It's not Horribly small. When your resizing the photo, Set it at 72 Resolution, and about a 5x7" size. 

For an example, this one is 148 KB, Take a Look:


----------



## Battou

AdamBomb said:


> It's not Horribly small. When your resizing the photo, Set it at 72 Resolution, and about a 5x7" size.
> 
> For an example, this one is 148 KB, Take a Look:
> 
> [IMG - pulled]



It depends on your Jpeg compressoin too

This one is 121.76 KB


----------



## TamiyaGuy

Sounds like a really interesting challenge, I might even enter it this time. Shame I can only think of photos that a thousand people have taken a thousand times better than me .


----------



## kanmai

Still Confused with Title, Can anyone please help me to understand the title.


----------



## Battou

kanmai said:


> Still Confused with Title, Can anyone please help me to understand the title.



"pertaining to a tree, or to trees; of nature of trees"


----------



## Dreamflight

Battou said:


> It depends on your Jpeg compressoin too
> 
> This one is 121.76 KB



Mm, okay, that makes sense...I must have tested it on a photo with weird compression the first time.  The other ones are turning out more like I expected; thanks!  Hopefully I'll get some good shots tomorrow--it's a winter wonderland out there.  

"Arboreal" is an adjective...so is it supposed to just be _like _trees, or do pictures of actual trees work for the theme?


----------



## Chris of Arabia

The idea is that it's pretty much anything to do with trees: branches, roots, whole forests, the sapling in your back yard, things living in trees, things climbing trees, leaves (if you have them in your part of the world at the moment), lanscapes with trees in them. It's very much open to interpretation, so long as those who will end up voting can see that it's somehow related to or representative of a tree(s).


----------



## frfefarfearz

wooohooo.. i would love to join the feb contest 

i miss thephotoforum. its been a while since i last visited the forum


----------



## Admodel20d

im in, sounds interesting, and i've already got a pic lined up which i took last month. Not sure how well it'll do since some of you guys sound like you've done a lot of nature photography...


----------



## AlexColeman

I have got one. Not great, but for a 14yr old, it isn't too shabby.


----------



## AlexColeman

One question, where do we view them?


----------



## Battou

At the beginning of next month a thread will be posted with them all in a gallery.
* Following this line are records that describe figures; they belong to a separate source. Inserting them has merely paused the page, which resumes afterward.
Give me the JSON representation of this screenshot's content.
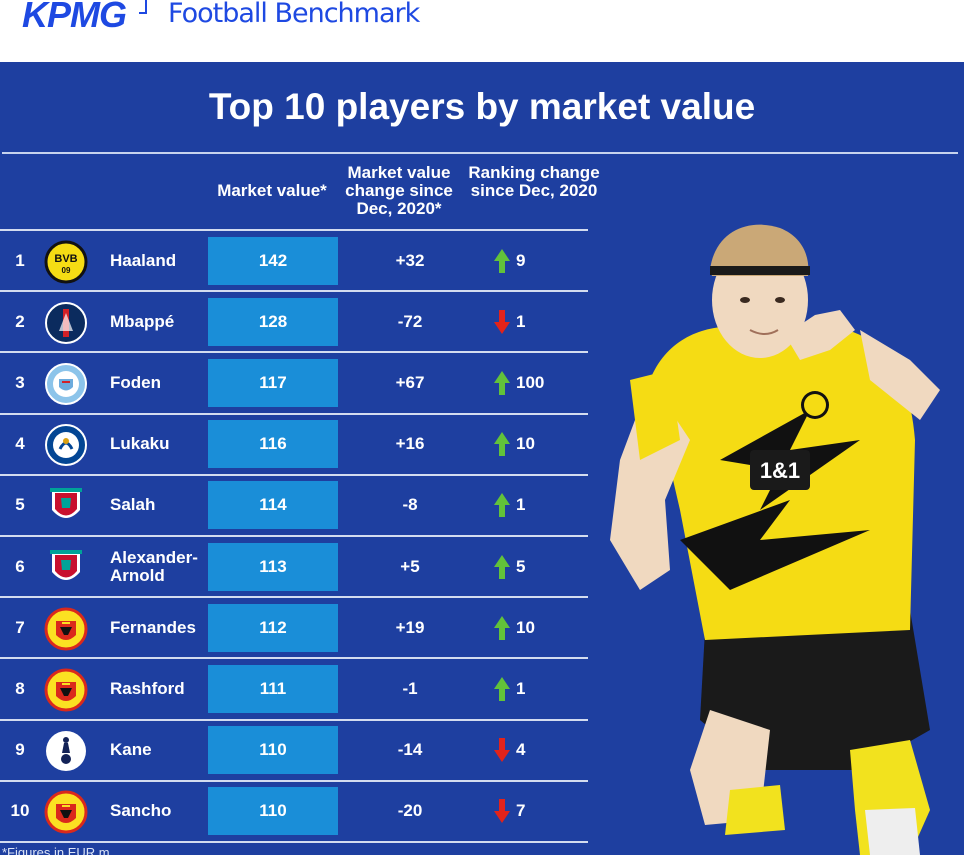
{
  "header": {
    "logo_text": "KPMG",
    "brand": "Football Benchmark"
  },
  "chart_data": {
    "type": "table",
    "title": "Top 10 players by market value",
    "columns": [
      "Market value*",
      "Market value change since Dec, 2020*",
      "Ranking change since Dec, 2020"
    ],
    "footnote": "*Figures in EUR m",
    "rows": [
      {
        "rank": "1",
        "player": "Haaland",
        "club": "Borussia Dortmund",
        "market_value": 142,
        "change": "+32",
        "rank_change": 9,
        "direction": "up"
      },
      {
        "rank": "2",
        "player": "Mbappé",
        "club": "Paris Saint-Germain",
        "market_value": 128,
        "change": "-72",
        "rank_change": 1,
        "direction": "down"
      },
      {
        "rank": "3",
        "player": "Foden",
        "club": "Manchester City",
        "market_value": 117,
        "change": "+67",
        "rank_change": 100,
        "direction": "up"
      },
      {
        "rank": "4",
        "player": "Lukaku",
        "club": "Chelsea",
        "market_value": 116,
        "change": "+16",
        "rank_change": 10,
        "direction": "up"
      },
      {
        "rank": "5",
        "player": "Salah",
        "club": "Liverpool",
        "market_value": 114,
        "change": "-8",
        "rank_change": 1,
        "direction": "up"
      },
      {
        "rank": "6",
        "player": "Alexander-Arnold",
        "club": "Liverpool",
        "market_value": 113,
        "change": "+5",
        "rank_change": 5,
        "direction": "up"
      },
      {
        "rank": "7",
        "player": "Fernandes",
        "club": "Manchester United",
        "market_value": 112,
        "change": "+19",
        "rank_change": 10,
        "direction": "up"
      },
      {
        "rank": "8",
        "player": "Rashford",
        "club": "Manchester United",
        "market_value": 111,
        "change": "-1",
        "rank_change": 1,
        "direction": "up"
      },
      {
        "rank": "9",
        "player": "Kane",
        "club": "Tottenham Hotspur",
        "market_value": 110,
        "change": "-14",
        "rank_change": 4,
        "direction": "down"
      },
      {
        "rank": "10",
        "player": "Sancho",
        "club": "Manchester United",
        "market_value": 110,
        "change": "-20",
        "rank_change": 7,
        "direction": "down"
      }
    ]
  },
  "colors": {
    "background": "#1e3fa0",
    "value_box": "#1a8ed8",
    "up_arrow": "#62c23a",
    "down_arrow": "#e2231a",
    "kpmg_blue": "#1e49e2"
  }
}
What you will be looking for will be this "Poll: February '09 Photo Challenge Photos - ""Arboreal""


----------



## lekalgo

Sounds like a fun project, I've got a good photo to submit.  It probably wont win, but its a pretty nice photo all the same...


----------



## Dr Green Bud

Hi guys, where do you post send the entry pics?

I'm new!


----------



## Chris of Arabia

Have a close read of post #1 - everything you need is there


----------



## Dr Green Bud

sorry dude, cheers


----------



## Chris of Arabia

Any time - I aim to please (mostly )


----------



## Dr Green Bud

Me again, Ok I've sent my pic.

Fingers crossed and thanks again for your help.


----------



## frfefarfearz

i guess i just cant join this contest. there is no aborealistic place here


----------



## AlexColeman

Now I just gotta wait....


----------



## Chris of Arabia

OK, the door is now shut and I'm working my way through the next step of getting them uploaded. Thanks to all those who have decided to participate.


----------



## Chris of Arabia

OK - all the images are loaded to the February 09 Gallery, but you'll have to wait until tomorrow for me to start the poll. It's nearly midnight here and I'd like some sleep. Whilst you wait, have a look at this month's submissions and see if you can identify your favourite.


----------



## jlykins

So if it weren't for a half naked woman with some branches around her boobs I might have had a shot at this one... Back to the drawing board.... lol.


----------



## Chris of Arabia

jlykins said:


> So if it weren't for a half naked woman with some branches around her boobs I might have had a shot at this one... Back to the drawing board.... lol.



I'm sure we'll see in all good time what the TPF voting public consider to be a fair representation of the topic at hand - it could be you...


----------



## jlykins

Oh I'm not complaining, I just wish that I had thought of it first. : )


----------



## Reanimator

Where I can see the picture?
Photografika


----------